We The Italians | Italian cuisine: Grilled Lamb Chops

Italian cuisine: Grilled Lamb Chops

Italian cuisine: Grilled Lamb Chops

  • WTI Magazine #153 Jul 24, 2022
  • 284

July is National Grilling Month, but this easy and mouthwatering recipe will have you firing up the grill all year long. According to the Tri-Lamb Group, on average, a 3-ounce serving of lamb is lean—about 175 calories. Lean cuts include the leg, loin, and rack. Lamb provides vitamins and minerals and is an excellent source of protein, which helps keep hunger at bay, preserves lean body mass, and regulates blood sugar. 

A 3-ounce serving has 23 grams of protein—nearly half of the daily recommended needs. The same serving size also offers a good dose of heart-healthy monounsaturated fat and almost five times the amount of omega-3 fatty acids as found in beef. 

*Recipe from Italian Recipes for Dummies by Amy Riolo.





*        4 cloves garlic, peeled and minced

*        3 tablespoons Amy Riolo Selections or other good-quality extra virgin olive oil

*        Juice of 1 lemon

*        1 teaspoon finely chopped fresh rosemary or thyme

*        1 teaspoon unrefined sea salt

*        1/2 teaspoon freshly ground black pepper

*        2 1/2 pounds lamb loin chops (or 10 loin chops)

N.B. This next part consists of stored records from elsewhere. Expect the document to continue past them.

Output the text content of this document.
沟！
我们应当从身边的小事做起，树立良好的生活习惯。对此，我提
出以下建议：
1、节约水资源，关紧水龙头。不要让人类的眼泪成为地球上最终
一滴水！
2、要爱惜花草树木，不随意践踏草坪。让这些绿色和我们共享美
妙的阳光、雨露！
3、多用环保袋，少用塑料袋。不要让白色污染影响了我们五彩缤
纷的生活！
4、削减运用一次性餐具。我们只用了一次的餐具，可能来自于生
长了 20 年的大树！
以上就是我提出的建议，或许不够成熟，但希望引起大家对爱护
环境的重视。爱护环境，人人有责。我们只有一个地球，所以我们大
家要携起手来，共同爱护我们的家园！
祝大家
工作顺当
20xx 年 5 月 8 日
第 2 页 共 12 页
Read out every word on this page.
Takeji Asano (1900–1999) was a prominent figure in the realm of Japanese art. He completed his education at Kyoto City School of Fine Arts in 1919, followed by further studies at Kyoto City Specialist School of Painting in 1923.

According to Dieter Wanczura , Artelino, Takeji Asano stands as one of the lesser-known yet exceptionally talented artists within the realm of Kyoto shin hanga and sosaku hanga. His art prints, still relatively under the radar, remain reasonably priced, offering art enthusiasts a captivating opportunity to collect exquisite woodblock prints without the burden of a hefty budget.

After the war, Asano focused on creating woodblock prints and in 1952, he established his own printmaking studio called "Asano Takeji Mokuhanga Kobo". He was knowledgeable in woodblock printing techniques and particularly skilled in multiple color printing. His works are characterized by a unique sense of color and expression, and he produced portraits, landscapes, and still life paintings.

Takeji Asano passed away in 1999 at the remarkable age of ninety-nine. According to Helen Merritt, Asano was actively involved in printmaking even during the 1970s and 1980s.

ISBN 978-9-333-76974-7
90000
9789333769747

Combine garlic, olive oil, lemon, rosemary, salt, and pepper in a small bowl. Place lamb chops on s large tray, and rub garlic oil mixture all over the chops; set aside while the grill heats. On the gas grill, turn all burners to high, close the lid, and heat until the grates are hot, about 15 minutes. Scrape grates clean. Grill lamb chops for about 6 minutes per side or until cooked to 145 degrees or until desired doneness. Move to a clean plate, and let rest for 5 minutes, covered with aluminum foil before eating.

TIP: Serve this dish with any fresh or spicy tomato sauce except meat ragu. Use leftover meat on salads, in soups, panini, and pasta dishes.

Pair this dish with a bottle of Sagrantino di Montefalco or similar. Dark in color, it has a captivating sense of smell where the variety of forest scents are concentrated. The sip is broad, thick or “chewable,” dry, and with a long and persistent finish.

NOTE: Rubbing the lamb with the marinade prior to grilling helps protect it from the carcinogens that are associated with grilling, in addition to giving it great flavor.


Goat and veal can also be prepared this way.